A common technique to speed up LZ77 or LZSS compression is to write the symbols in the sliding window using a modular addition operation. Instead of shifting the window LEN characters when a match is found (which is too slow), we just insert to the window position mod N whenever we need to write the new characters, where N is the size of the window. This way, the window acts as a circular array, without ever shifting the characters.

This circular access technique already provides a great speed-up to the basic LZ77 algorithm, and by creating a better search function, the program can perform more efficiently. LZ77 offers excellent compression for binary files, prompting us to improve its performance even more.


Hybrid LZ77 Implementations

In general, data compression programs increase speed as more bytes are compressed (i.e., less I/O is performed) since there are fewer input bytes left to process as well as fewer codewords to write to the output file.

One particular technique in exceeding the limits of the basic LZ77 algorithm is to combine various encoding methods. To improve compression further, output from the LZ77 (LZSS) algorithm is usually passed through a Huffman coder (e.g., in ZIP compression) or arithmetic coding.  With the advent of its “deflate” algorithm ZIP had become and is still the dominant compression system of choice for general purposes.


***


References

1.] J. Ziv and A. Lempel, “A Universal Algorithm for Sequential Data Compression,” IEEE Transactions on Information Theory, May 1977, pp.337-343.

2.] R. N. Williams, “An Extremely Fast Ziv-Lempel Data Compression Algorithm,” Proceedings of the IEEE Data Compression Conference, IEEE Computer Society Press, April 1991, pp. 362-371.


Source Code: 

LZSS.ZIP - includes basic LZ77 (LZSS) coding implementations using linked-list search, as well as a 3-byte hash function with a Boyer-Moore search variant plus second-stage adaptive Huffman coding (Algorithm FGK). If you're a beginner new to LZ77/LZSS, these are the programs to study but you need to complete the "masking" of the lzh and lzhh hash functions in general.

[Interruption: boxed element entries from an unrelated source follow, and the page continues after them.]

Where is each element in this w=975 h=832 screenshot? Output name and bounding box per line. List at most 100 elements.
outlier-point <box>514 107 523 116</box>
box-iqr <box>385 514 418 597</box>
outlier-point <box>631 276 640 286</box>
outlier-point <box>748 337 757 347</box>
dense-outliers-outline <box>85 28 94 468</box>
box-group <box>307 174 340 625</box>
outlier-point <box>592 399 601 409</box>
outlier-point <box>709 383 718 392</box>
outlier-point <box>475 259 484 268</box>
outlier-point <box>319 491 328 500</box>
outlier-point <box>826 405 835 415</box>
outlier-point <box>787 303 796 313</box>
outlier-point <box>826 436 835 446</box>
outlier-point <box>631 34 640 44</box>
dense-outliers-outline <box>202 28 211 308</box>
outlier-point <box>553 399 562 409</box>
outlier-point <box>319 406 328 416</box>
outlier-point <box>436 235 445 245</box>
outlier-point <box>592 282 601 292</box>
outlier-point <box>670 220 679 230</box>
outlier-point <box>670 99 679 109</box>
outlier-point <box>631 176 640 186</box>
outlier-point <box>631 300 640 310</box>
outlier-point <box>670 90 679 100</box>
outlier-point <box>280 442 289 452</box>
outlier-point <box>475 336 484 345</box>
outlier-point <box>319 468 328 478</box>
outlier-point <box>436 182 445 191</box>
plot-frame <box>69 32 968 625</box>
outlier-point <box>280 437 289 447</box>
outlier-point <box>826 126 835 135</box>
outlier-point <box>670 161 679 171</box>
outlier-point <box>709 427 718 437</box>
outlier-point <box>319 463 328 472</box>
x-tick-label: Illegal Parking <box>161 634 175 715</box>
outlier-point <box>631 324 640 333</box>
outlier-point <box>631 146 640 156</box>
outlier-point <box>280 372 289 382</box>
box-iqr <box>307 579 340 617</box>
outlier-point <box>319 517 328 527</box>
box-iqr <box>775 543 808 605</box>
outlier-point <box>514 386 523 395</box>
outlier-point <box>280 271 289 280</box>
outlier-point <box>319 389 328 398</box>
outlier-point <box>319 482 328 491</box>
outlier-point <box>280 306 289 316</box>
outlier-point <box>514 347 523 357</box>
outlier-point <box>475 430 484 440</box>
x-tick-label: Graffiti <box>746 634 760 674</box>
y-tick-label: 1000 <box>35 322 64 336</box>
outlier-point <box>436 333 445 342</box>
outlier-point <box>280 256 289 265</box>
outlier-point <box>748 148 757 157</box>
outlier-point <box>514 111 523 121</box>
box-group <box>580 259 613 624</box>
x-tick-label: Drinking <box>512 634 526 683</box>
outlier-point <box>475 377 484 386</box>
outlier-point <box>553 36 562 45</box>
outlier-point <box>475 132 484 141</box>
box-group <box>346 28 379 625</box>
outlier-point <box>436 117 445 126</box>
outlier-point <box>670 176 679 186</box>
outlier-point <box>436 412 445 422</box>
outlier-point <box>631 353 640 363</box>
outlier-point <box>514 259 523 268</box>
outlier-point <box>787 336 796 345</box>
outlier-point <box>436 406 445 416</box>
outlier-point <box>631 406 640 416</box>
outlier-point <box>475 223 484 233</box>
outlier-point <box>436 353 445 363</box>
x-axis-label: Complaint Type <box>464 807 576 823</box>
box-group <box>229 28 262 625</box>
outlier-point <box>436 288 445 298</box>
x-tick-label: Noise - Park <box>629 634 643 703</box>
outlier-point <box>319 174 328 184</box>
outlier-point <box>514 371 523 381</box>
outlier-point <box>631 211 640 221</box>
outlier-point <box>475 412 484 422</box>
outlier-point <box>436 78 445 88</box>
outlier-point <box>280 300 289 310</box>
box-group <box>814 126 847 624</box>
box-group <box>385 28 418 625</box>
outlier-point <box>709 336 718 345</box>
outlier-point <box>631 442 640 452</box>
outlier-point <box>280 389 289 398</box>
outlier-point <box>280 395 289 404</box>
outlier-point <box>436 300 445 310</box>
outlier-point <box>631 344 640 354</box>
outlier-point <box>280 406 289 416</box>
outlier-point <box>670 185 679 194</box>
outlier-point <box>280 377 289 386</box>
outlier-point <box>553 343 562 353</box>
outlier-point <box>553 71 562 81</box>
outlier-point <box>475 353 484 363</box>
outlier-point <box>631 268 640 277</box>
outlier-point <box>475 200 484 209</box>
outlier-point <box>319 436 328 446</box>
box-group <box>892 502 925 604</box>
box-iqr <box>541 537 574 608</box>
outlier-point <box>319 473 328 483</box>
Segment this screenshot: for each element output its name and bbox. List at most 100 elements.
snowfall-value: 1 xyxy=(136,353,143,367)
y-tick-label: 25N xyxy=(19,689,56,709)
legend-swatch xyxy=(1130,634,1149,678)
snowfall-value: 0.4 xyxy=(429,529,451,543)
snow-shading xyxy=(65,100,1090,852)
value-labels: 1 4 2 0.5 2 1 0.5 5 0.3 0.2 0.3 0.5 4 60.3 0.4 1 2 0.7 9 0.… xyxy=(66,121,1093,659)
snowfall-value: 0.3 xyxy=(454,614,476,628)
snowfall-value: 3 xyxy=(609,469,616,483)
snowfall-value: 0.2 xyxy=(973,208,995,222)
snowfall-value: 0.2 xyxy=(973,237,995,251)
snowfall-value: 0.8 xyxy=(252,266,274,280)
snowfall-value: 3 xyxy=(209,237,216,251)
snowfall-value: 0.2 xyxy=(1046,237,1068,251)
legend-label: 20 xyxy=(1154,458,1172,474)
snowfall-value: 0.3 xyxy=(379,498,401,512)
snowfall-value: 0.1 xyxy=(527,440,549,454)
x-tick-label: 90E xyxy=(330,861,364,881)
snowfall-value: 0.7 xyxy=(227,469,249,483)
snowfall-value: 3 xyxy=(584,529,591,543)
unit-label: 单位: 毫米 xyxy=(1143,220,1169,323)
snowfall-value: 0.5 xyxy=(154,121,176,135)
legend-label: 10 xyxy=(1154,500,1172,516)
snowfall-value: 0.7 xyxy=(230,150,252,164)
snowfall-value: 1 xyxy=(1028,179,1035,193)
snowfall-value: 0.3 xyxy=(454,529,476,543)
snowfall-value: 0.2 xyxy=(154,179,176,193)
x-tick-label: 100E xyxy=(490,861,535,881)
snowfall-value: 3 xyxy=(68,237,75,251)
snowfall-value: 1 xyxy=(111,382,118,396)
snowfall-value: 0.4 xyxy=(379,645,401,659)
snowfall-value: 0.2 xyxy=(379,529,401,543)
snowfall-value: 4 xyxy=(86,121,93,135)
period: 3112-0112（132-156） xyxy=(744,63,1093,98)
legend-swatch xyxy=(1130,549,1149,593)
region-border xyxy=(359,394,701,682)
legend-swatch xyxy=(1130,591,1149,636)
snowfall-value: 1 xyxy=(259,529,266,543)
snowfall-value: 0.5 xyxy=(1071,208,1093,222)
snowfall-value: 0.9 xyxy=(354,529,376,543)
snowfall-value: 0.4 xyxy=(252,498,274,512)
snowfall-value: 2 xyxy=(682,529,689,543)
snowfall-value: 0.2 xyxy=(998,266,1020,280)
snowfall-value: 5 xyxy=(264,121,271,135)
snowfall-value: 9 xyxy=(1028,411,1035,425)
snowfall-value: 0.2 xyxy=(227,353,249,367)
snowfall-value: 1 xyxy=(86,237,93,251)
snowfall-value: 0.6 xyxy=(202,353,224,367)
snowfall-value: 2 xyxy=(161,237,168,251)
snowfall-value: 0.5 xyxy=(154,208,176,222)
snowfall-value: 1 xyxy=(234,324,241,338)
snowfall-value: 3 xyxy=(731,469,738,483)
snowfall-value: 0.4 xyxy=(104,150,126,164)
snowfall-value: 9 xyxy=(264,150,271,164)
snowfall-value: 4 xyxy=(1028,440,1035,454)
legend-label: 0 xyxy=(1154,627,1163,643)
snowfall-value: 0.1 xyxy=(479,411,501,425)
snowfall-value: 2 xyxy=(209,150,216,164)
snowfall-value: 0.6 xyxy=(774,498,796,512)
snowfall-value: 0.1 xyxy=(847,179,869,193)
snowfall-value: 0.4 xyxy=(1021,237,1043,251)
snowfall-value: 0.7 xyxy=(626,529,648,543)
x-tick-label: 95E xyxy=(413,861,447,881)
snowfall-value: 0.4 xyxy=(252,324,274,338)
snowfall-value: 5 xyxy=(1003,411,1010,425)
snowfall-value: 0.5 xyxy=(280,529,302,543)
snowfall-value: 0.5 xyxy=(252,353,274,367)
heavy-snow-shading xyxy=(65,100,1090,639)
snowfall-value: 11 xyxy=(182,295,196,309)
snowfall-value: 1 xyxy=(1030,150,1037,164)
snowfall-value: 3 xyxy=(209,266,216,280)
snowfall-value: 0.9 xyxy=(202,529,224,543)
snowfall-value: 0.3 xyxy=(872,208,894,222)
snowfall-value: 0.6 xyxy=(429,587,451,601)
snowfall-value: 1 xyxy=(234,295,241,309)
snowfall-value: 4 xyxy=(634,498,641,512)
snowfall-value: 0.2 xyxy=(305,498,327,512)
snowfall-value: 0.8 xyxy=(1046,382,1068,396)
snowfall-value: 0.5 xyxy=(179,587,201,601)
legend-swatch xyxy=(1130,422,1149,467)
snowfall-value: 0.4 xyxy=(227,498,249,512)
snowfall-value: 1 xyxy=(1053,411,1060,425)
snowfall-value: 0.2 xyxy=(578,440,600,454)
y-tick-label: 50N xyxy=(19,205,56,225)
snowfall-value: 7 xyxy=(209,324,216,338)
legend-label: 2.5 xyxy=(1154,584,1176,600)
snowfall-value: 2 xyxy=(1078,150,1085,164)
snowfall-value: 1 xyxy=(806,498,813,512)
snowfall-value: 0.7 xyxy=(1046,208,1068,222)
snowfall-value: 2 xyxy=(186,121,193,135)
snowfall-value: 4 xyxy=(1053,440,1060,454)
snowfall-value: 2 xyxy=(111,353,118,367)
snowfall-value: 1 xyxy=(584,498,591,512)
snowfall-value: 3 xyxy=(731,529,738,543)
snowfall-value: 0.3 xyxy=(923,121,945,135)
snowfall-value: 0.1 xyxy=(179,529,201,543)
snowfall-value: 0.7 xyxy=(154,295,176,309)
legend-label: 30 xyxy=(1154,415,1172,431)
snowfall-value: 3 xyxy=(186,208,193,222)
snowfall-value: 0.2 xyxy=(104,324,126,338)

LZGT3A.ZIP - contains simple LZ77/LZSS programs which illustrate that there is another "information" in the transmitted window <position> code, aside from being a mere pointer to the location of the longest string in the sliding window. That "information" refers to the partially matched strings, and clearly demonstrates that LZ77's output strings are of "unbounded" length. In theory, the method improves compression performance of "all LZ77/LZSS algorithms that use a sliding window and output a <position, length> pair of codes." However, decompression speed (the very  hallmark of LZ77 coding) suffers to a large degree due to additional pattern-matching which makes the algorithm a mere theoretical (and empirical) curiosity.


The above archive contains the LZGT1.C program. The program was later modified  into LZGT1A.C, which reserves the last <length> code value  for a *perfect* match. Tests on the "BWTS-ed" Calgary  Corpus files show LZGT1A's better performance for *highly-redundant* files like BWT output streams. By unary coding and "folding" the suffix string, we are able to encode the whole string completely. These basic programs are meant to illustrate LZ77's asymptotic performance, and that we can actually encode longer strings by creating larger look-ahead buffers while maintaining, or being able to shorten, the <length> codes.


LZUF22, LZUF55, LZHHF and LZUF622 and LZUF624 are improved versions of my basic LZ77/LZSS compressors. LZUF55 starts with a small window size to limit bitsize of transmitted offsets but does not achieve better compression than LZUF22 as intended. So in LZ77, big window size is king. LZUF62 improves on LZUF22 with settable sliding window size at execution time. LZHHF uses Golomb codes on the match lengths and dynamic Huffman codes on the literals. LZUF622 and LZUF624 are single file coder/decoders.